10. Prima facie, therefore, the appointment of Shri M.P. Gokhale as enquiry officer to conduct the domestic enquiry against the employees and appointment of Shri V.G. Deshpande, advocate as representative on behalf of the employer cannot be said to be an unfair labour practice under Item 9 of Schedule IV of the MRTU & PULP Act. As a matter of fact, the grievance of the employees in the applications made before the enquiry officer was substantially not relating to the appointment of Shri M.P. Gokhale as enquiry officer but was to the effect that when Shri V.G. Deshpande, advocate has been appointed by the employer as their representative, the delinquents should also be permitted to engage counsel and that the expenditure of their advocates must be borne by the employer.
11. Mr. Cama, learned senior counsel appearing for the employer submitted that employer has no objection if the employees are represented by counsel in the domestic enquiry instituted against them but he submitted that the expenses of the advocate cannot be asked to be met by the company. It is true that ordinarily the employer cannot be asked to bear the expenses of delinquent's advocate if delinquent is permitted to be represented by counsel in the domestic enquiry but in the peculiar facts and circumstances of the case which is not to be treated as precedent, I am satisfied that interest of justice would be subserved if the employer is asked to pay a sum of Rs. 7,500/- lumpsum to each of the delinquent employees towards expenditure for engaging the advocate in the enquiry.
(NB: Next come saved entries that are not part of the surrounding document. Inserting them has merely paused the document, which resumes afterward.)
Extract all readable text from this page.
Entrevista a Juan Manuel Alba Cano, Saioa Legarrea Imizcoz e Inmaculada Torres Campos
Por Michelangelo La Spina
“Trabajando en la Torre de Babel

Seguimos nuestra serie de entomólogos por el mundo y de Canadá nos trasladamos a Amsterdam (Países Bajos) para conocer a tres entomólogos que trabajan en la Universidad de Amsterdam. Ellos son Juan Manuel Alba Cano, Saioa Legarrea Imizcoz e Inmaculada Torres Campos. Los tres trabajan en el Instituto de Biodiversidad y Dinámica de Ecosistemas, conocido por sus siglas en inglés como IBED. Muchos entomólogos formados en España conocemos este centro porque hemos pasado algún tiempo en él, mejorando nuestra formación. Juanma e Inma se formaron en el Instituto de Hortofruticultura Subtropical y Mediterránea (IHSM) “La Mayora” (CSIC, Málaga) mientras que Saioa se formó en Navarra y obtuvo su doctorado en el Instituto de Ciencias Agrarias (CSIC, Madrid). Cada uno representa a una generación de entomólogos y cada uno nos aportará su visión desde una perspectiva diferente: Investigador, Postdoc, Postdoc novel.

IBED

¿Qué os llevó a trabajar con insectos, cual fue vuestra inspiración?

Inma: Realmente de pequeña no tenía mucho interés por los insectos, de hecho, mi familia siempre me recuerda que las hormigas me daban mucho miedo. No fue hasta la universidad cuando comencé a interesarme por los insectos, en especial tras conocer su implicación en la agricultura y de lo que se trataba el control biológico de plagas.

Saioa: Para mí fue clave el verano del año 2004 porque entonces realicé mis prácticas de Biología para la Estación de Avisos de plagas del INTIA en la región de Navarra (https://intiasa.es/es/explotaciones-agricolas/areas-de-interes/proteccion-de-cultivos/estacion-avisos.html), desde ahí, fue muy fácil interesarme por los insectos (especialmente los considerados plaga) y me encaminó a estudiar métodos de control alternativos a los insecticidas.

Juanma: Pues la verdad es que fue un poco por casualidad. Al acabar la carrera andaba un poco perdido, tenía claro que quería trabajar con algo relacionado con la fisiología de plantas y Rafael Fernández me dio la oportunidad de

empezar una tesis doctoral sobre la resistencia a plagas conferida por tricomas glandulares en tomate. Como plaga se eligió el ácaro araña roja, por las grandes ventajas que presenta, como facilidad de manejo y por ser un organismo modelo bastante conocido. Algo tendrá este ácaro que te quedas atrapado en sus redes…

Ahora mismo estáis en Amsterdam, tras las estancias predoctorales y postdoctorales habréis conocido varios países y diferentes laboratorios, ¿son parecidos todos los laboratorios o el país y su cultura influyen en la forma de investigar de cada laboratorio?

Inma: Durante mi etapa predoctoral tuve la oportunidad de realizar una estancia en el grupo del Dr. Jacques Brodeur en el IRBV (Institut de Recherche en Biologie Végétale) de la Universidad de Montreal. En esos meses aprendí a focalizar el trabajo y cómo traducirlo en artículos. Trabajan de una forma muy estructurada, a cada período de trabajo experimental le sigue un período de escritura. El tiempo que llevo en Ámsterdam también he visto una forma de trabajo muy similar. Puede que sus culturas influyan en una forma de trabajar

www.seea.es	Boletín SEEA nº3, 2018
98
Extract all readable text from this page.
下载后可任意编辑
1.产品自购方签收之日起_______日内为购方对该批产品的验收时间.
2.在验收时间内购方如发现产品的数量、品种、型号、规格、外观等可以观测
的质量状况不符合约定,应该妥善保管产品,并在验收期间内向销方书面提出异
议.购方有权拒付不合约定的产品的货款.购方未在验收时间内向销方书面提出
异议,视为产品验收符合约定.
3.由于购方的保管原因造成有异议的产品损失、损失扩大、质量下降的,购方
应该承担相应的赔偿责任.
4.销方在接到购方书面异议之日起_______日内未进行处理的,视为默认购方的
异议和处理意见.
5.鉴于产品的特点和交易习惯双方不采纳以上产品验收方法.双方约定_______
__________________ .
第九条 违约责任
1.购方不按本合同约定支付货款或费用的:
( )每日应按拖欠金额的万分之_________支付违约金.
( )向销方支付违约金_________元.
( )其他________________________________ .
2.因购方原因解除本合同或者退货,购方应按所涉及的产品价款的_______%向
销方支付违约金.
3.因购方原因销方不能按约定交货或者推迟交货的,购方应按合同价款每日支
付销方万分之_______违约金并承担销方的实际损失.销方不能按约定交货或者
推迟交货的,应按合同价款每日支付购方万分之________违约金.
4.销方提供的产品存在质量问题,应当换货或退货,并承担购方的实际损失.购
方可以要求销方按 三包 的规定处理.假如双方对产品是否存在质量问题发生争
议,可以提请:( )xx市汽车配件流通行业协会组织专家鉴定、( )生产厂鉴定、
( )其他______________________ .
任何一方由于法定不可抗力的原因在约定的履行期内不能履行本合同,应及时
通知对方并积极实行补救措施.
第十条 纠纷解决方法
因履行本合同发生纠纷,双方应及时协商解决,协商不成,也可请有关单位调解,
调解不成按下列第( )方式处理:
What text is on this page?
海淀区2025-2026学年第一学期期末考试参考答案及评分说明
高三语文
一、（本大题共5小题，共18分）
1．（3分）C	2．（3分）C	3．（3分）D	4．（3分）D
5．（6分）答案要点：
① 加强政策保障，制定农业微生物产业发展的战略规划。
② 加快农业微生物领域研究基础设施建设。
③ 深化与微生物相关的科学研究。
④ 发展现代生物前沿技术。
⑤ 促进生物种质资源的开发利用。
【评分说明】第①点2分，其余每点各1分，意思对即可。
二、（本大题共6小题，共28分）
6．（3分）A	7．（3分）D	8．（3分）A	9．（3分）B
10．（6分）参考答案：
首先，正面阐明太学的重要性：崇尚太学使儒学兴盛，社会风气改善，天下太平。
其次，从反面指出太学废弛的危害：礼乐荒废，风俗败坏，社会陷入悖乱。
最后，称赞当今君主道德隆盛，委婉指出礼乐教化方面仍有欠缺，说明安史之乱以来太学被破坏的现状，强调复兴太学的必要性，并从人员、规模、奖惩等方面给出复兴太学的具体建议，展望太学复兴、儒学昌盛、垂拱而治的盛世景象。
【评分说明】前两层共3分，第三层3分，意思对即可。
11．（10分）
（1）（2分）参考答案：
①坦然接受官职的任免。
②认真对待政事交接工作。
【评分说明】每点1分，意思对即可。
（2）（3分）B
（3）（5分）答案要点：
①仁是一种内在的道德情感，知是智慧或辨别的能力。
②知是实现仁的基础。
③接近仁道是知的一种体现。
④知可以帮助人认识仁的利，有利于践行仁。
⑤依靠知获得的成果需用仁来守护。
12. Consequently, the writ petition is allowed. The impugned order dated April 16, 2001 is quashed and set aside. The application for interim relief made by the complainant stands rejected. The delinquent-employees shall be at liberty to be represented by their advocates in the domestic enquiry instituted against them as already conceded by the learned senior counsel for employer. The employer is further directed to pay a sum of Rs. 7,500/- to each of the delinquent-employees as a lumpsum amount towards advocate's expenses for the entire domestic enquiry in case the delinquent-employees decide to be represented by advocate in the domestic enquiry.
13. Rule is disposed of in the aforesaid terms.
14. Needless to say that the observations made in the present order are only for the purposes of consideration of interim application and shall not influence the Industrial Court in deciding the complaint finally which would be decided on its own merits.
15. The parties may be provided ordinary copy of this order duly authenticated by Court Sherestedar on payment of usual copying charges.